🤖 AI Summary
Transcranial color-coded Doppler (TCCD) assessment of the Circle of Willis (CoW) suffers from high operator dependency and poor standardization. To address this, we propose AAW-YOLO—the first real-time, AI-driven CoW vessel segmentation method specifically designed for TCCD. AAW-YOLO innovatively integrates wavelet transforms to model ultrasound texture features, employs a dual-channel–spatial attention mechanism to enhance weak-signal responsiveness, and adapts the YOLO architecture for end-to-end real-time instance segmentation. Evaluated on 738 clinical TCCD frames, the model achieves Dice = 0.901, IoU = 0.823, and mAP = 0.953, with an inference latency of only 14.2 ms per frame. These results demonstrate substantial improvements in accuracy, robustness, and speed over prior approaches, significantly lowering the technical barrier for clinical use and enabling practical deployment in routine neurovascular ultrasound workflows.
📝 Abstract
The Circle of Willis (CoW), vital for ensuring consistent blood flow to the brain, is closely linked to ischemic stroke. Accurate assessment of the CoW is important for identifying individuals at risk and guiding appropriate clinical management. Among existing imaging methods, Transcranial Color-coded Doppler (TCCD) offers unique advantages due to its radiation-free nature, affordability, and accessibility. However, reliable TCCD assessments depend heavily on operator expertise for identifying anatomical landmarks and performing accurate angle correction, which limits its widespread adoption. To address this challenge, we propose an AI-powered, real-time CoW auto-segmentation system capable of efficiently capturing cerebral arteries.
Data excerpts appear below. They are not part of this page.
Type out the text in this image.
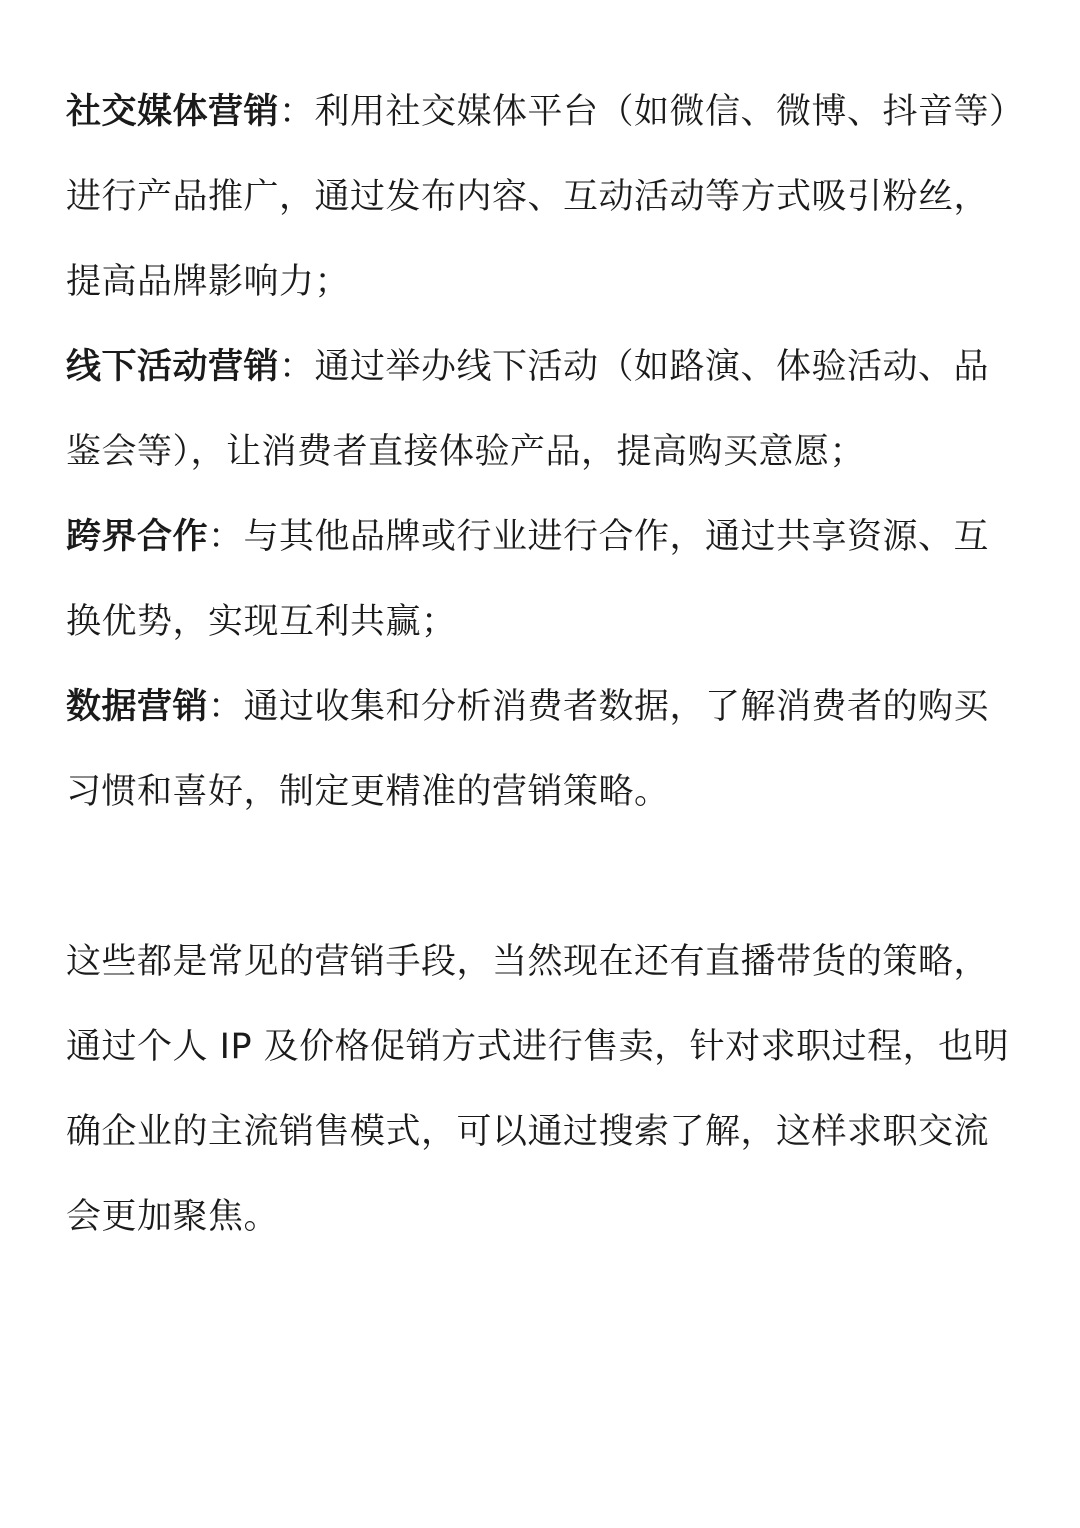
社交媒体营销：利用社交媒体平台（如微信、微博、抖音等）进行产品推广，通过发布内容、互动活动等方式吸引粉丝，提高品牌影响力；

线下活动营销：通过举办线下活动（如路演、体验活动、品鉴会等），让消费者直接体验产品，提高购买意愿；

跨界合作：与其他品牌或行业进行合作，通过共享资源、互换优势，实现互利共赢；

数据营销：通过收集和分析消费者数据，了解消费者的购买习惯和喜好，制定更精准的营销策略。

这些都是常见的营销手段，当然现在还有直播带货的策略，通过个人 IP 及价格促销方式进行售卖，针对求职过程，也明确企业的主流销售模式，可以通过搜索了解，这样求职交流会更加聚焦。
No prior studies have explored AI-driven cerebrovascular segmentation using TCCD. In this work, we introduce a novel Attention-Augmented Wavelet YOLO (AAW-YOLO) network tailored for TCCD data, designed to provide real-time guidance for brain vessel segmentation in the CoW. We prospectively collected TCCD data comprising 738 annotated frames and 3,419 labeled artery instances to establish a high-quality dataset for model training and evaluation. The proposed AAW-YOLO demonstrated strong performance in segmenting both ipsilateral and contralateral CoW vessels, achieving an average Dice score of 0.901, IoU of 0.823, precision of 0.882, recall of 0.926, and mAP of 0.953, with a per-frame inference speed of 14.199 ms. This system offers a practical solution to reduce reliance on operator experience in TCCD-based cerebrovascular screening, with potential applications in routine clinical workflows and resource-constrained settings. Future research will explore bilateral modeling and larger-scale validation.